A third Sakhalin I field scheduled for development, Arkutun-Dagi, is in deeper water and will require a platform and pipeline to shore. Arkutun-Dagi construction is tentatively planned for 2010 and 2011.

Taylor told the conference that Arkutun-Dagi and Odoptu will help offset the decline in oil production from Chayvo, which is now producing about 190,000 barrels per day, down from its peak of 250,000 barrels per day in 2007. The fields will also make more gas available for either exports or domestic sales.

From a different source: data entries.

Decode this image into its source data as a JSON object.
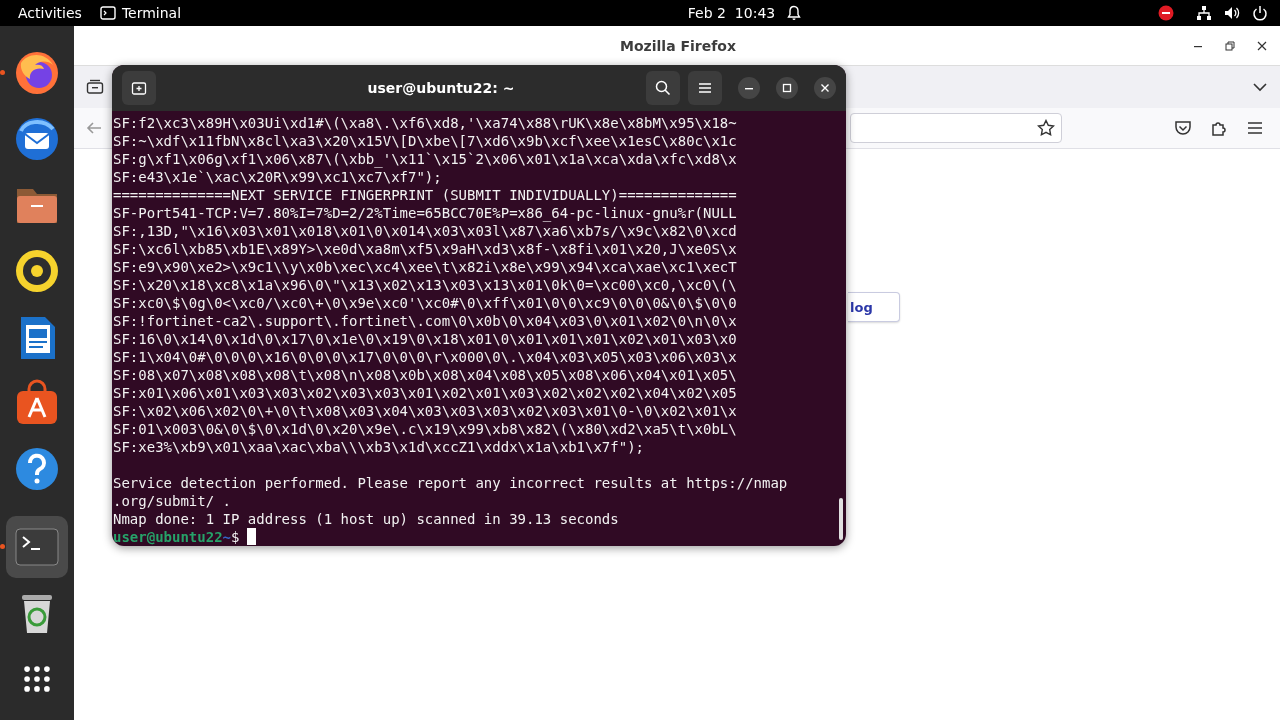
{
  "top_bar": {
    "activities": "Activities",
    "app": "Terminal",
    "clock": "Feb 2  10:43"
  },
  "dock": {
    "items": [
      {
        "kind": "firefox",
        "running": true,
        "active": false
      },
      {
        "kind": "thunderbird",
        "running": false,
        "active": false
      },
      {
        "kind": "files",
        "running": false,
        "active": false
      },
      {
        "kind": "rhythmbox",
        "running": false,
        "active": false
      },
      {
        "kind": "writer",
        "running": false,
        "active": false
      },
      {
        "kind": "appcenter",
        "running": false,
        "active": false
      },
      {
        "kind": "help",
        "running": false,
        "active": false
      },
      {
        "kind": "terminal",
        "running": true,
        "active": true
      },
      {
        "kind": "trash",
        "running": false,
        "active": false
      },
      {
        "kind": "apps",
        "running": false,
        "active": false
      }
    ]
  },
  "browser": {
    "title": "Mozilla Firefox",
    "page_button": "log"
  },
  "terminal": {
    "title": "user@ubuntu22: ~",
    "blocks": [
      [
        "SF:f2\\xc3\\x89H\\x03Ui\\xd1#\\(\\xa8\\.\\xf6\\xd8,'\\xa74\\x88\\rUK\\x8e\\x8bM\\x95\\x18~",
        "SF:~\\xdf\\x11fbN\\x8cl\\xa3\\x20\\x15V\\[D\\xbe\\[7\\xd6\\x9b\\xcf\\xee\\x1esC\\x80c\\x1c",
        "SF:g\\xf1\\x06g\\xf1\\x06\\x87\\(\\xbb_'\\x11`\\x15`2\\x06\\x01\\x1a\\xca\\xda\\xfc\\xd8\\x",
        "SF:e43\\x1e`\\xac\\x20R\\x99\\xc1\\xc7\\xf7\");",
        "==============NEXT SERVICE FINGERPRINT (SUBMIT INDIVIDUALLY)==============",
        "SF-Port541-TCP:V=7.80%I=7%D=2/2%Time=65BCC70E%P=x86_64-pc-linux-gnu%r(NULL",
        "SF:,13D,\"\\x16\\x03\\x01\\x018\\x01\\0\\x014\\x03\\x03l\\x87\\xa6\\xb7s/\\x9c\\x82\\0\\xcd",
        "SF:\\xc6l\\xb85\\xb1E\\x89Y>\\xe0d\\xa8m\\xf5\\x9aH\\xd3\\x8f-\\x8fi\\x01\\x20,J\\xe0S\\x",
        "SF:e9\\x90\\xe2>\\x9c1\\\\y\\x0b\\xec\\xc4\\xee\\t\\x82i\\x8e\\x99\\x94\\xca\\xae\\xc1\\xecT",
        "SF:\\x20\\x18\\xc8\\x1a\\x96\\0\\\"\\x13\\x02\\x13\\x03\\x13\\x01\\0k\\0=\\xc00\\xc0,\\xc0\\(\\",
        "SF:xc0\\$\\0g\\0<\\xc0/\\xc0\\+\\0\\x9e\\xc0'\\xc0#\\0\\xff\\x01\\0\\0\\xc9\\0\\0\\0&\\0\\$\\0\\0",
        "SF:!fortinet-ca2\\.support\\.fortinet\\.com\\0\\x0b\\0\\x04\\x03\\0\\x01\\x02\\0\\n\\0\\x",
        "SF:16\\0\\x14\\0\\x1d\\0\\x17\\0\\x1e\\0\\x19\\0\\x18\\x01\\0\\x01\\x01\\x01\\x02\\x01\\x03\\x0",
        "SF:1\\x04\\0#\\0\\0\\0\\x16\\0\\0\\0\\x17\\0\\0\\0\\r\\x000\\0\\.\\x04\\x03\\x05\\x03\\x06\\x03\\x",
        "SF:08\\x07\\x08\\x08\\x08\\t\\x08\\n\\x08\\x0b\\x08\\x04\\x08\\x05\\x08\\x06\\x04\\x01\\x05\\",
        "SF:x01\\x06\\x01\\x03\\x03\\x02\\x03\\x03\\x01\\x02\\x01\\x03\\x02\\x02\\x02\\x04\\x02\\x05",
        "SF:\\x02\\x06\\x02\\0\\+\\0\\t\\x08\\x03\\x04\\x03\\x03\\x03\\x02\\x03\\x01\\0-\\0\\x02\\x01\\x",
        "SF:01\\x003\\0&\\0\\$\\0\\x1d\\0\\x20\\x9e\\.c\\x19\\x99\\xb8\\x82\\(\\x80\\xd2\\xa5\\t\\x0bL\\",
        "SF:xe3%\\xb9\\x01\\xaa\\xac\\xba\\\\\\xb3\\x1d\\xccZ1\\xddx\\x1a\\xb1\\x7f\");"
      ],
      [
        "Service detection performed. Please report any incorrect results at https://nmap",
        ".org/submit/ .",
        "Nmap done: 1 IP address (1 host up) scanned in 39.13 seconds"
      ]
    ],
    "prompt": {
      "user_host": "user@ubuntu22",
      "path": "~",
      "symbol": "$"
    }
  }
}
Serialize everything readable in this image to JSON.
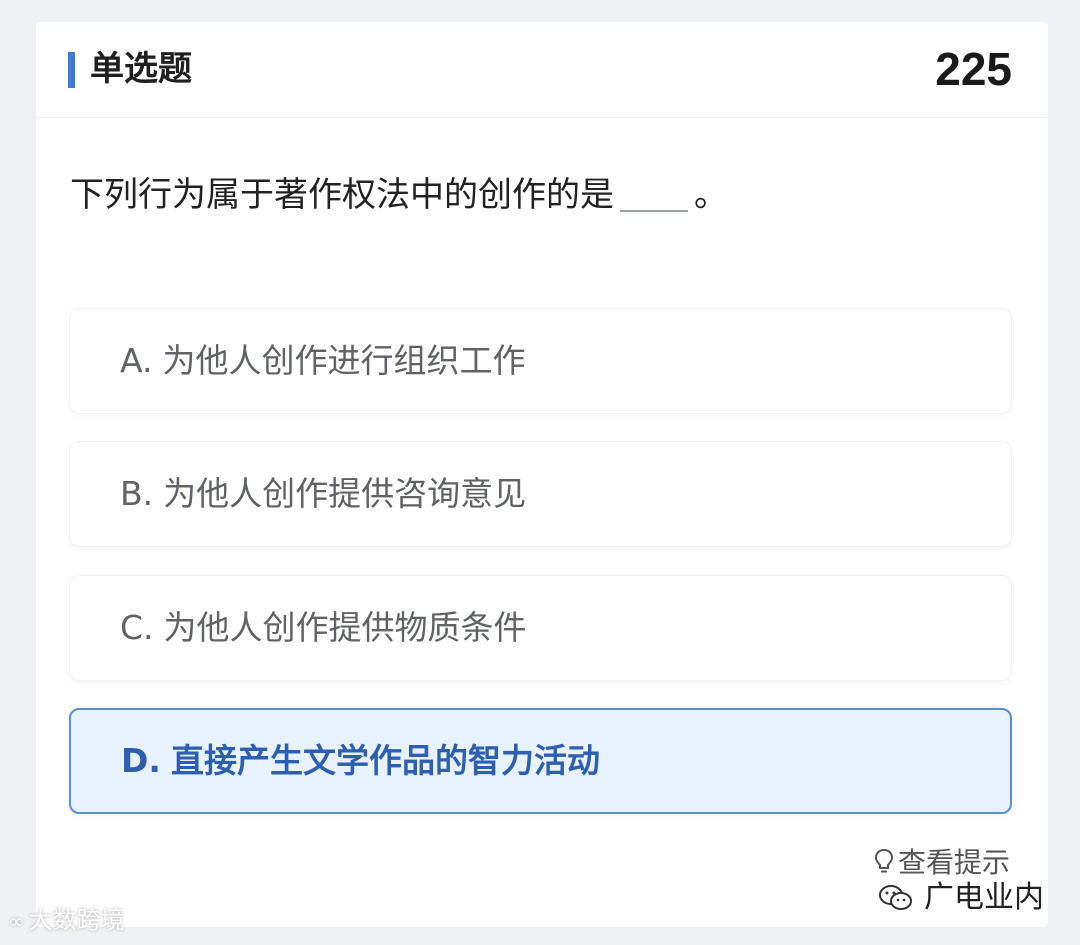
{
  "header": {
    "question_type": "单选题",
    "question_number": "225"
  },
  "question": {
    "text_before_blank": "下列行为属于著作权法中的创作的是",
    "text_after_blank": "。"
  },
  "options": [
    {
      "letter": "A.",
      "text": "为他人创作进行组织工作",
      "selected": false
    },
    {
      "letter": "B.",
      "text": "为他人创作提供咨询意见",
      "selected": false
    },
    {
      "letter": "C.",
      "text": "为他人创作提供物质条件",
      "selected": false
    },
    {
      "letter": "D.",
      "text": "直接产生文学作品的智力活动",
      "selected": true
    }
  ],
  "hint": {
    "icon": "lightbulb-icon",
    "label": "查看提示"
  },
  "watermarks": {
    "left": "大数跨境",
    "right": "广电业内",
    "right_icon": "wechat-icon"
  },
  "colors": {
    "accent": "#3f7bd8",
    "selected_bg": "#e8f1fe",
    "selected_border": "#5d8fd6",
    "selected_text": "#2c5fb0"
  }
}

Taylor said that, to date, the Russian federal government has received $1.1 billion in taxes and shared production value, but Russia will receive about $50 billion in total over the life of the project.

Sakhalin Oblast has received about $200 million in shared revenues with an additional $100 million paid to the Sakhalin Oblast Development Fund, Taylor said. Another $60 million will be paid in to the Sakhalin Oblast as additional phases of the Sakhalin I project start up, he told the conference.

Since the start of the Chayvo field the Sakhalin I project has produced and exported 157 million barrels of crude oil through the De-Kastri export terminal on the Tartar Strait, Taylor said. There have been 200 tanker sailings and never a missed shipment because of weather of ice conditions, he said.

Also, about 105 billion cubic feet of gas from the Chayvo field has been produced and sold to customers in Khabarovsk Krai, on the Russian mainland. The company’s customers there include a metallurgical factory, an aircraft plant, utilities serving several communities and several medium and small-sized businesses, he said.

ExxonMobil’s Russian subsidiary, Neftegas Ltd., is the operator of the Sakhalin I project. Partners include Sakhalin Oil and Gas Development Ltd., a Japanese consortium; two affiliates of the Russian state-owned Rosneft, RN-Astra and Sakhalinmoreneftegas-Shelf; and ONGC Videsh Ltd., owned by the Indian state.

Reserves at Sakhalin I are estimated at 2.3 billion barrels of oil and 17.1 trillion cubic feet of natural gas.